张海楼深深吸了一口山间的新鲜空气,整个人瞬间舒展,浑身轻松,忍不住伸了个大大的懒腰。
“舒服!”
阳光落在他眉眼、发梢、肩头,把少年鲜活桀骜的轮廓照得格外明亮,彻底洗去了连日来的阴晦疲惫。

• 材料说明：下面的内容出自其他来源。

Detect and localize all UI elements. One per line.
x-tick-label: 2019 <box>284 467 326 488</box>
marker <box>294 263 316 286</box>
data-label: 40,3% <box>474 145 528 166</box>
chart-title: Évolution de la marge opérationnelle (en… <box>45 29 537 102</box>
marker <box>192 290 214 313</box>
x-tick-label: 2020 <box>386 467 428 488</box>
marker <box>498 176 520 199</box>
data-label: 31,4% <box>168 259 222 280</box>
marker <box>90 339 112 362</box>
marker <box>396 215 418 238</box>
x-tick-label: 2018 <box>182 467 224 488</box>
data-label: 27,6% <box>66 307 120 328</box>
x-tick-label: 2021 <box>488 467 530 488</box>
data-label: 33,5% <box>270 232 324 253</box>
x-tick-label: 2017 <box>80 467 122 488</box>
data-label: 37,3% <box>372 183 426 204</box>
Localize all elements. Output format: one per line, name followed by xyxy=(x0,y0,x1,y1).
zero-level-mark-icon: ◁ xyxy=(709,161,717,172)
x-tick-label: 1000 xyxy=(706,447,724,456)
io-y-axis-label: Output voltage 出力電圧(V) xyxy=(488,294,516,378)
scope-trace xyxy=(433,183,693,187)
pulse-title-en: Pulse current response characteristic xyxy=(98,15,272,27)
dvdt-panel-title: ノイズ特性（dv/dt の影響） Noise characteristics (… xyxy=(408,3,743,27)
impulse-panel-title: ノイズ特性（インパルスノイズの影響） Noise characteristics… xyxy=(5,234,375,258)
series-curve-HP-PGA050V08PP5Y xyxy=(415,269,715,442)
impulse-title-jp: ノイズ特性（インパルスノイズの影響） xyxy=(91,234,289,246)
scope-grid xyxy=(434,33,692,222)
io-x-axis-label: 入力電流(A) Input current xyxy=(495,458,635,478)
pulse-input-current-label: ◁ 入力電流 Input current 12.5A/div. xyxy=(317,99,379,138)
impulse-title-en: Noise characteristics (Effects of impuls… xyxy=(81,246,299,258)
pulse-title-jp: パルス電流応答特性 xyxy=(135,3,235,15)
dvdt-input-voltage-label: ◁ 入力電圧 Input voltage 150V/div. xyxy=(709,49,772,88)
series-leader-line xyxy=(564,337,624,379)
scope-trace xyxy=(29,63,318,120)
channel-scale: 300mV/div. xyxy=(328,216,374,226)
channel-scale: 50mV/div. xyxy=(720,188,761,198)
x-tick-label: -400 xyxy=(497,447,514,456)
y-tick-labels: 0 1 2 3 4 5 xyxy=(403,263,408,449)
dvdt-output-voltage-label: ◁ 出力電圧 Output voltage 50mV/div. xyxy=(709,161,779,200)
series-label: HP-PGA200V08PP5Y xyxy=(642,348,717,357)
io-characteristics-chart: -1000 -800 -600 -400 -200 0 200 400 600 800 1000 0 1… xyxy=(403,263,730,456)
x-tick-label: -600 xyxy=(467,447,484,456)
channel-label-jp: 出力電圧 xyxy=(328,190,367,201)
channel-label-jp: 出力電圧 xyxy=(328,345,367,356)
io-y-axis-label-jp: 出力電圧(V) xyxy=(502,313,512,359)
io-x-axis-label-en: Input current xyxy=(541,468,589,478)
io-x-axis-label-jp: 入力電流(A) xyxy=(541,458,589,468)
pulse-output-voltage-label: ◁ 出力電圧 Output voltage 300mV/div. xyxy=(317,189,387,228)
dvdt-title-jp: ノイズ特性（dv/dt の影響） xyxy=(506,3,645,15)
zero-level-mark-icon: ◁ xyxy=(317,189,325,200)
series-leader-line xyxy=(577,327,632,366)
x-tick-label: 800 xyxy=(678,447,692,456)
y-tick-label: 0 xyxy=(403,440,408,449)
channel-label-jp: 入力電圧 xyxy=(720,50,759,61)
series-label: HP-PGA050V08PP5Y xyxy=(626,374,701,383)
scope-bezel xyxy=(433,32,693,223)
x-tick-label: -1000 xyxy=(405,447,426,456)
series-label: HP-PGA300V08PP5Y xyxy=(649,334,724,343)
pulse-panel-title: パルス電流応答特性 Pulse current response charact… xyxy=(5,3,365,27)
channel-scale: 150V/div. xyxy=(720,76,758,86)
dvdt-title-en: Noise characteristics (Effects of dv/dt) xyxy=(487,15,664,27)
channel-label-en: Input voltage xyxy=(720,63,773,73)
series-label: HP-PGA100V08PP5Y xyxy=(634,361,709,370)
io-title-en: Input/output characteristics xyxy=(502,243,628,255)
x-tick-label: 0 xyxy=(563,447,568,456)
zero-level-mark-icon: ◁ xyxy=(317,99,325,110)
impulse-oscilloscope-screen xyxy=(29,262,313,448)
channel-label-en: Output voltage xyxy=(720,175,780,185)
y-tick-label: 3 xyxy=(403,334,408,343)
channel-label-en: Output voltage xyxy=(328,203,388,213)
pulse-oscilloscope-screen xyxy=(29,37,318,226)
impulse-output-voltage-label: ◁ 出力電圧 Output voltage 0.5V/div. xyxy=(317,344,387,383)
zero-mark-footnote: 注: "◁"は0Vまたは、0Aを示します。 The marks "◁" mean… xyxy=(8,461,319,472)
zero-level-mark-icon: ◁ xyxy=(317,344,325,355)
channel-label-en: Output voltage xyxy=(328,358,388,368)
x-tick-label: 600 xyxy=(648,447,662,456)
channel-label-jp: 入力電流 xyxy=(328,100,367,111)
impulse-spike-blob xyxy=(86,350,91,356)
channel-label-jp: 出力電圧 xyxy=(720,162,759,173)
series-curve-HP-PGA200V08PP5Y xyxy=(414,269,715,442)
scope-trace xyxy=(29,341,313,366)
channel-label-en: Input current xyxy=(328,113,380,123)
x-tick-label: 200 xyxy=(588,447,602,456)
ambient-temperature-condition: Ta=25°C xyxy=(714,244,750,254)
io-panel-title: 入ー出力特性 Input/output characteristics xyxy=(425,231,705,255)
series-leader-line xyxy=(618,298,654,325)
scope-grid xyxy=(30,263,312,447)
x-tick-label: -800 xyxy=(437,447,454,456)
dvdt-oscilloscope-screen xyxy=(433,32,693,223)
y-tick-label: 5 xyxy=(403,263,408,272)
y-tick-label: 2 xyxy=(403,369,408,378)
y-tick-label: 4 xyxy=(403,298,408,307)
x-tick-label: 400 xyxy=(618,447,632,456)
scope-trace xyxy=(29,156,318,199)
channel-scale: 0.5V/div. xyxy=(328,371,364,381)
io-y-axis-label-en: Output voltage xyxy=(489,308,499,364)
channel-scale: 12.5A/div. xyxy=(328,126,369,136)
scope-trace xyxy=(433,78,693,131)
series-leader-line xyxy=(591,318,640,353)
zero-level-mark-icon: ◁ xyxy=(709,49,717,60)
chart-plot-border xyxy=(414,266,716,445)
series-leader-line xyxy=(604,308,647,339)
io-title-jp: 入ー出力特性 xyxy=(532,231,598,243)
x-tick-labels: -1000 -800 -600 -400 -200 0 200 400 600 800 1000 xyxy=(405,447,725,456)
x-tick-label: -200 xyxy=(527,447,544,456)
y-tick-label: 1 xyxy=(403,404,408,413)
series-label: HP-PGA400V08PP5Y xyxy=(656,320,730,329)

他转头看向身侧的张海侠,眼底亮得惊人,语气轻快:“总算出来了!”
张海侠抬眸望向远处连绵的山林与天际,眸光沉静悠远,轻轻颔首:“嗯”
易知遥站在一旁,迎着天光轻轻垂眸,怀里的白猫慵懒伸了个懒腰,彻底褪去地底的紧绷不安。
她望着两人沐浴阳光、彻底放松的模样,唇角笑意温柔清淡,轻声感慨:“总算雨过天晴,前路开阔了。”